De door Headhunter beschreven anologie voor een elektrisch en gas of vloeistof circuit gaat helaas niet helemaal op. De formule P = UxI gaat wel op maar betekent ook in vloeistof en gas systemen dat het benodigde compressor of pomp vermogen gelijk is aan het product van druk en debiet.
De theorie:
Wil je vanuit een beschikbaar drukverschil in Pa, kPa of Bar (opvoerhoogte pomp of comperssor minus leidingverlies) berekenen wat het debiet in l/s, m3/s of m3/h is dan kan is onderstaande vergelijking worden losgelaten: P = zeta x 1/2 x rho x v^2,
P is druk in Pa, rho is soortelijke massa van medium in kg/m3 en v = stromingssnelheid in m/s, en zeta is de zogenaamde weerstandscoefficiënt. Voor allerlei appendages, bochten, T-stukken etc. zijn in tabellen waarden voor zeta terug te vinden. En het mooie is dat die onafhankelijk zijn van het medium, dus toepasbaar voor water, lucht, olie etc.
Ter info: voor lucht kan bij atomosferische druk en 20° 50% r.v. worden gerekend met 1,2 kg/m3, en water heeft een dichtheid zoals u weet van ca. 1000 kg/m3 bij kamertemperatuur.
Maar nu even praktisch:
Wil je weten wat de vereiste capaciteit van de compressor moet zijn, kijk dan op het specificatieblad of label van de aan te sluiten gereedschappen of apparaten.

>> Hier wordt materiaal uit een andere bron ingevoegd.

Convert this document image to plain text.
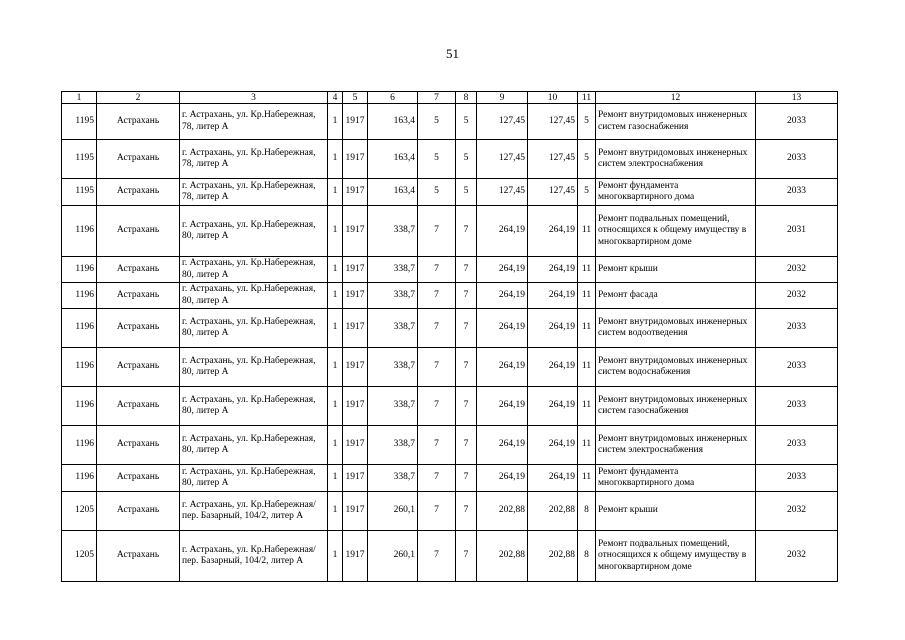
51
1	2	3	4	5	6	7	8	9	10	11	12	13
1195	Астрахань	г. Астрахань, ул. Кр.Набережная, 78, литер А	1	1917	163,4	5	5	127,45	127,45	5	Ремонт внутридомовых инженерных систем газоснабжения	2033
1195	Астрахань	г. Астрахань, ул. Кр.Набережная, 78, литер А	1	1917	163,4	5	5	127,45	127,45	5	Ремонт внутридомовых инженерных систем электроснабжения	2033
1195	Астрахань	г. Астрахань, ул. Кр.Набережная, 78, литер А	1	1917	163,4	5	5	127,45	127,45	5	Ремонт фундамента многоквартирного дома	2033
1196	Астрахань	г. Астрахань, ул. Кр.Набережная, 80, литер А	1	1917	338,7	7	7	264,19	264,19	11	Ремонт подвальных помещений, относящихся к общему имуществу в многоквартирном доме	2031
1196	Астрахань	г. Астрахань, ул. Кр.Набережная, 80, литер А	1	1917	338,7	7	7	264,19	264,19	11	Ремонт крыши	2032
1196	Астрахань	г. Астрахань, ул. Кр.Набережная, 80, литер А	1	1917	338,7	7	7	264,19	264,19	11	Ремонт фасада	2032
1196	Астрахань	г. Астрахань, ул. Кр.Набережная, 80, литер А	1	1917	338,7	7	7	264,19	264,19	11	Ремонт внутридомовых инженерных систем водоотведения	2033
1196	Астрахань	г. Астрахань, ул. Кр.Набережная, 80, литер А	1	1917	338,7	7	7	264,19	264,19	11	Ремонт внутридомовых инженерных систем водоснабжения	2033
1196	Астрахань	г. Астрахань, ул. Кр.Набережная, 80, литер А	1	1917	338,7	7	7	264,19	264,19	11	Ремонт внутридомовых инженерных систем газоснабжения	2033
1196	Астрахань	г. Астрахань, ул. Кр.Набережная, 80, литер А	1	1917	338,7	7	7	264,19	264,19	11	Ремонт внутридомовых инженерных систем электроснабжения	2033
1196	Астрахань	г. Астрахань, ул. Кр.Набережная, 80, литер А	1	1917	338,7	7	7	264,19	264,19	11	Ремонт фундамента многоквартирного дома	2033
1205	Астрахань	г. Астрахань, ул. Кр.Набережная/пер. Базарный, 104/2, литер А	1	1917	260,1	7	7	202,88	202,88	8	Ремонт крыши	2032
1205	Астрахань	г. Астрахань, ул. Кр.Набережная/пер. Базарный, 104/2, литер А	1	1917	260,1	7	7	202,88	202,88	8	Ремонт подвальных помещений, относящихся к общему имуществу в многоквартирном доме	2032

Als het goed is staat daar altijd iets op in de zin van 10 l/s, of 600 l/min bij 6 Bar o.i.d. Vervolgens sommeer je het verbruik van alle apparaten die je denkt gelijktijdig te gaan gebruiken. Denk wel aan het omrekenen naar de juiste eenheden: 1 l/s = 60 l/min = 3,6 m3/h.
In een aantal gevallen is de benodigde druk lager dan de druk die de compressor voor het reduceerventiel levert. Vanwege het feit dat gassen en lucht samendrukbaar zijn kun je het benodigde compressor debiet (Q) bereken met Qcompr. = Qapp. x Papp. / Pcompr.
Dus stel je hebt 10 l/s bij 6 Bar nodig voor bijvoorbeeld een pneumatische moersleutel, en je compressor levert 12 Bar. Dan moet de compressor dus zelf 10 x 6 /12 = 5 l/s leveren.
Hopelijk kun je met deze info vooruit.